More details on the core tenets are shared on NIH’s Funding Decisions webpage. Individual ICO webpages that previously reported similar information will be redirected to this central page.

A new section on the NIH Grants and Funding site is being created to enhance transparency into and accountability for ICO decision-making. Here, ICOs can share their funding policies and financial management plans centrally in a simple, consistent, and streamlined manner. 

Peer Review Remains Essential and Vital

Our decision making on applications will still weigh peer review scores and critiques.

Going forward, ICOs will be considering peer review information in its entirety. NIH ICOs will not rely on funding paylines in developing pay plans. Rather, ICOs will consider these scores in context of their and NIH’s priorities, strategic plans, and budgets. ICO Directors will continue to have the delegated authority to decide what is funded by their ICOs.

Moving Away from Paylines 

Around half of ICOs previously set paylines (akin to a cutoff) based on peer review scores or percentiles as part of their funding decision process. When doing so, ICOs would still need to deliberately consider the funds they have available, out-year commitments to existing multi-year awards, anticipated funding for new and established programs, and predicted trends in grant applications. Applications that fell within the payline would be funded, though not in all instances, and applications could still be funded if they fell outside the payline in special cases. 

The research community occasionally expressed confusion around the payline process and asked for additional clarity as it related to their applications.
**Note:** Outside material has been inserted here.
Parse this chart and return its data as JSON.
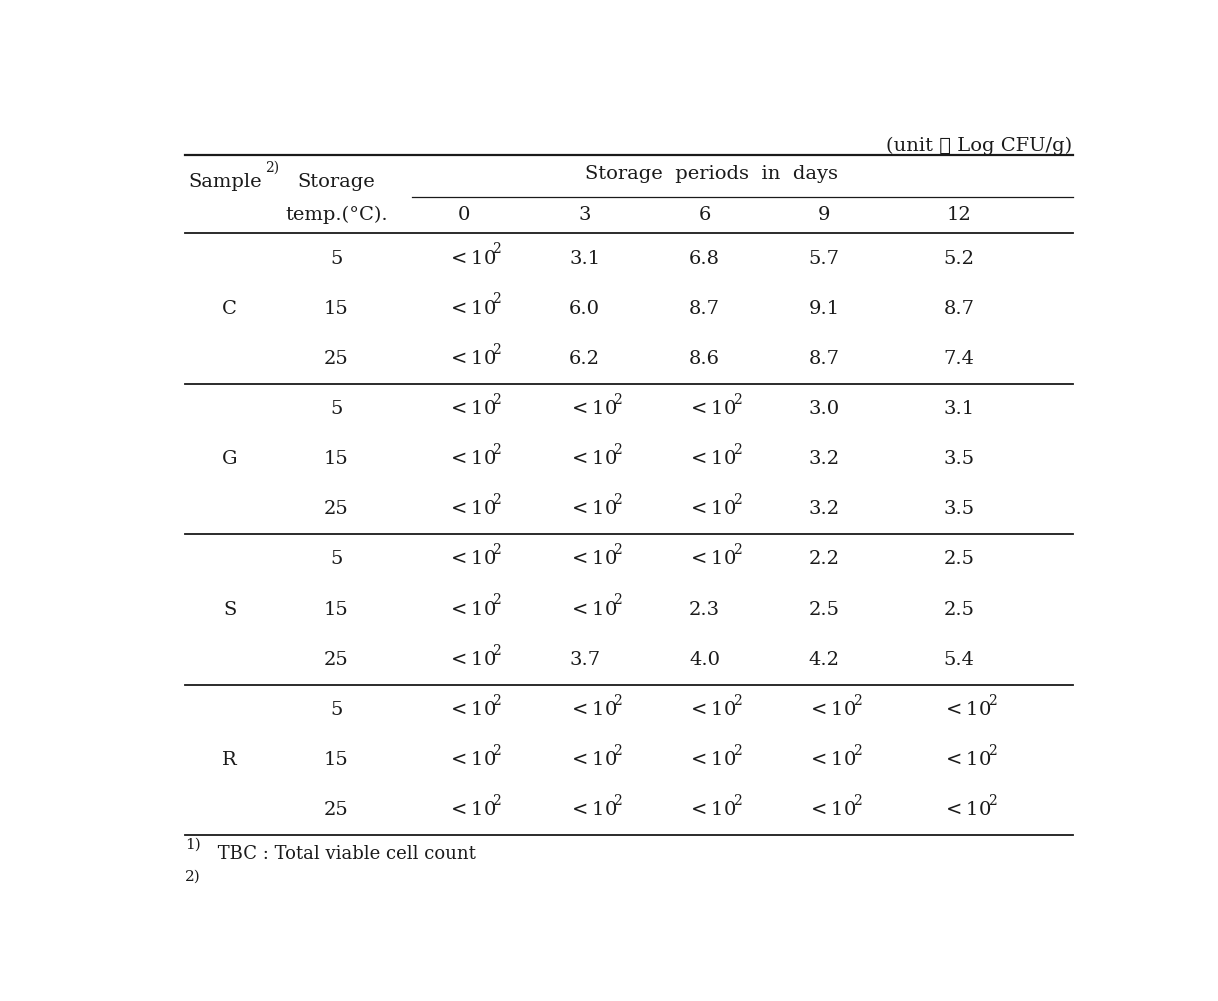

Now that ICOs will not rely on funding paylines when developing their pay plans, it should be clearer for applicants to know the award decision was not made only based on overall impact score, without necessarily considering the additional valuable information provided by peer review.

These steps will strengthen accountability for the research NIH continues to support, weighing the actual need, opportunity costs, and good stewardship of taxpayer investments.  It will also make NIH’s research portfolio more robust, moving us towards supporting a breadth of basic, applied, clinical, and translational research.